Bangkok Post | 24 May 2006
STALLED FTA TALKS LEGAL PROBLEM
US won’t negotiate with caretaker govt
The United States is ready to resume negotiations on a free trade agreement (FTA) with Thailand when the political situation here is clearer, US ambassador Ralph Boyce said yesterday. He said the US has not lost interest in an FTA with Thailand, but Washington cannot negotiate a deal with a caretaker government, Mr Boyce said in an interview.
’’There’s a legal problem,’’ he said. The ambassador was responding to caretaker Deputy Prime Minister Somkid Jatusripitak’s call to resume the stalled talks.
’’We are willing to pursue [the talks] if the two sides agree, in whatever form — whether to proceed on the current structure... or in other forms. The US is open to that,’’ the ambassador said. He said Washington wants to push ahead with FTA talks despite a congressional election campaign in the US this year and the Trade Promotion Authority Act coming up for renewal next year.
Mr Boyce said Mr Somkid, who is also commerce minister, had a solid knowledge of the talks, but the US is still waiting to see who will lead them and how they will be re-structured.
Washington has indicated the trade pact is not likely to be concluded this year, as was hoped after the Chiang Mai talks last January, but Washington was not contemplating giving up, he said.
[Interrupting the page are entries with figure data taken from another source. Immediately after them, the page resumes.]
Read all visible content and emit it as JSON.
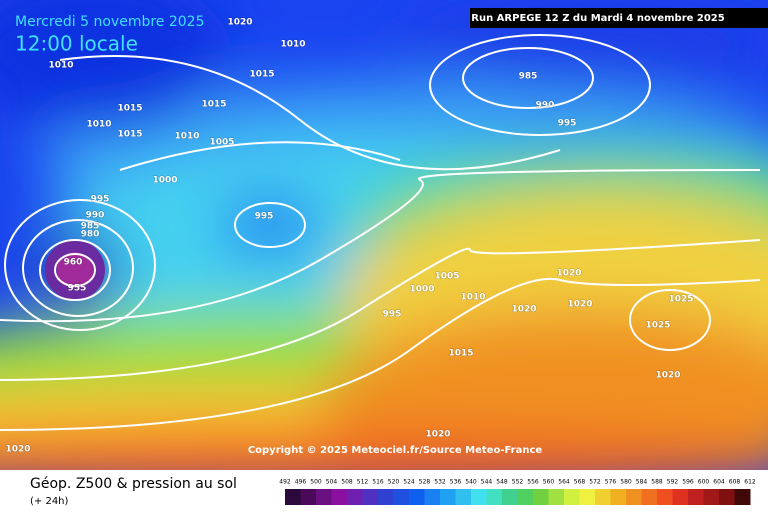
{
  "header": {
    "date": "Mercredi 5 novembre 2025",
    "time": "12:00 locale",
    "run": "Run ARPEGE 12 Z du Mardi 4 novembre 2025"
  },
  "map": {
    "copyright": "Copyright © 2025 Meteociel.fr/Source Meteo-France",
    "isobar_labels": [
      "985",
      "990",
      "995",
      "1020",
      "1010",
      "1015",
      "1015",
      "1010",
      "1015",
      "1010",
      "1005",
      "1000",
      "995",
      "990",
      "985",
      "980",
      "960",
      "955",
      "995",
      "1000",
      "1005",
      "1010",
      "995",
      "1015",
      "1020",
      "1020",
      "1020",
      "1025",
      "1025",
      "1020",
      "1020",
      "1020",
      "1010",
      "1015"
    ]
  },
  "legend": {
    "title": "Géop. Z500 & pression au sol",
    "subtitle": "(+ 24h)",
    "scale": [
      492,
      496,
      500,
      504,
      508,
      512,
      516,
      520,
      524,
      528,
      532,
      536,
      540,
      544,
      548,
      552,
      556,
      560,
      564,
      568,
      572,
      576,
      580,
      584,
      588,
      592,
      596,
      600,
      604,
      608,
      612
    ]
  }
}
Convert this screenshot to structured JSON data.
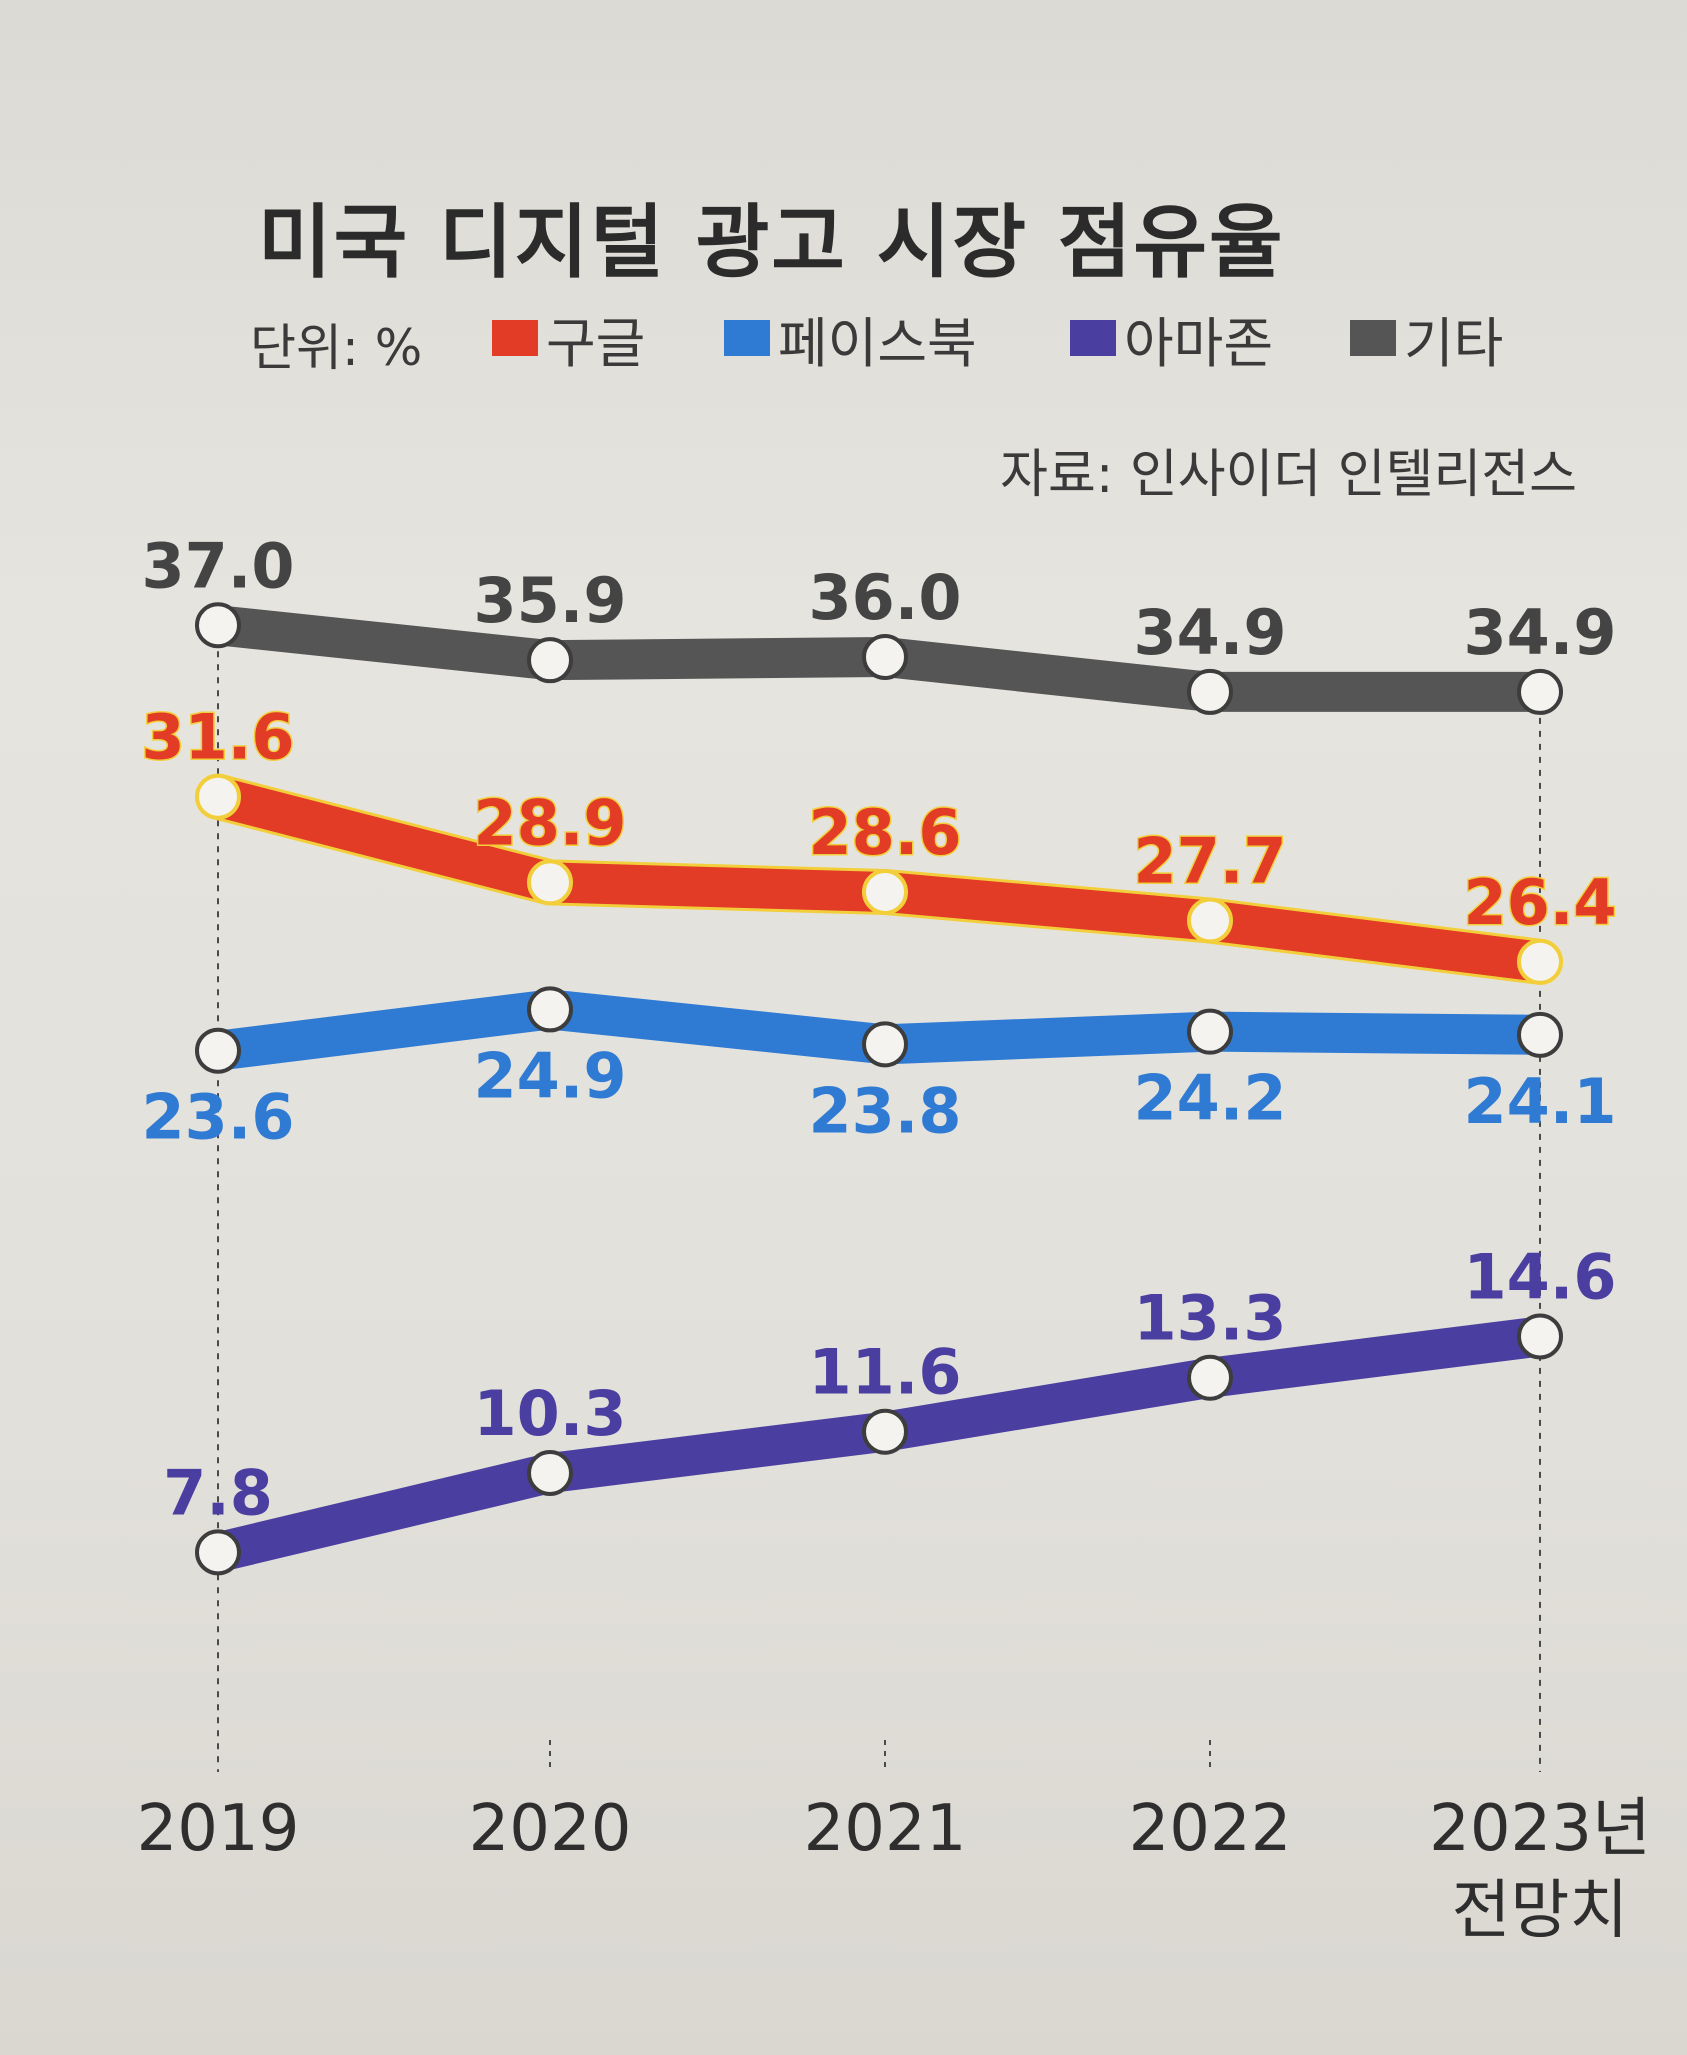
{
  "title": "미국 디지털 광고 시장 점유율",
  "unit": "단위: %",
  "source": "자료: 인사이더 인텔리전스",
  "chart_data": {
    "type": "line",
    "title": "미국 디지털 광고 시장 점유율",
    "categories": [
      "2019",
      "2020",
      "2021",
      "2022",
      "2023년 전망치"
    ],
    "x_tick_lines": [
      [
        "2019"
      ],
      [
        "2020"
      ],
      [
        "2021"
      ],
      [
        "2022"
      ],
      [
        "2023년",
        "전망치"
      ]
    ],
    "ylim": [
      0,
      40
    ],
    "grid": false,
    "legend_position": "top",
    "series": [
      {
        "name": "구글",
        "color": "#e23b26",
        "values": [
          31.6,
          28.9,
          28.6,
          27.7,
          26.4
        ]
      },
      {
        "name": "페이스북",
        "color": "#2f7bd4",
        "values": [
          23.6,
          24.9,
          23.8,
          24.2,
          24.1
        ]
      },
      {
        "name": "아마존",
        "color": "#4a3fa0",
        "values": [
          7.8,
          10.3,
          11.6,
          13.3,
          14.6
        ]
      },
      {
        "name": "기타",
        "color": "#555555",
        "values": [
          37.0,
          35.9,
          36.0,
          34.9,
          34.9
        ]
      }
    ]
  }
}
Deputy US Trade Representative Karan Bhatia, before leaving for a trip to Taiwan, India and Vietnam yesterday, said he was awaiting formal communications from the Thai side.
Mr Somkid early last month instructed Permanent Secretary for Commerce Karun Kittisataporn, who headed the Thai negotiation team, to suspend discussions with US officials until a new Thai government is formed. But he has asked for a review of the talks in light of caretaker Prime Minister Thaksin Shinawatra’s recent return to office after a 50-day leave.
Ex-senators and civic groups are to submit a petition to the parliamentary ombudsman today asking the Constitution Court to rule on whether the Thaksin government violated the charter’s article 224 by failing to consult parliament before going ahead with FTA talks with the US.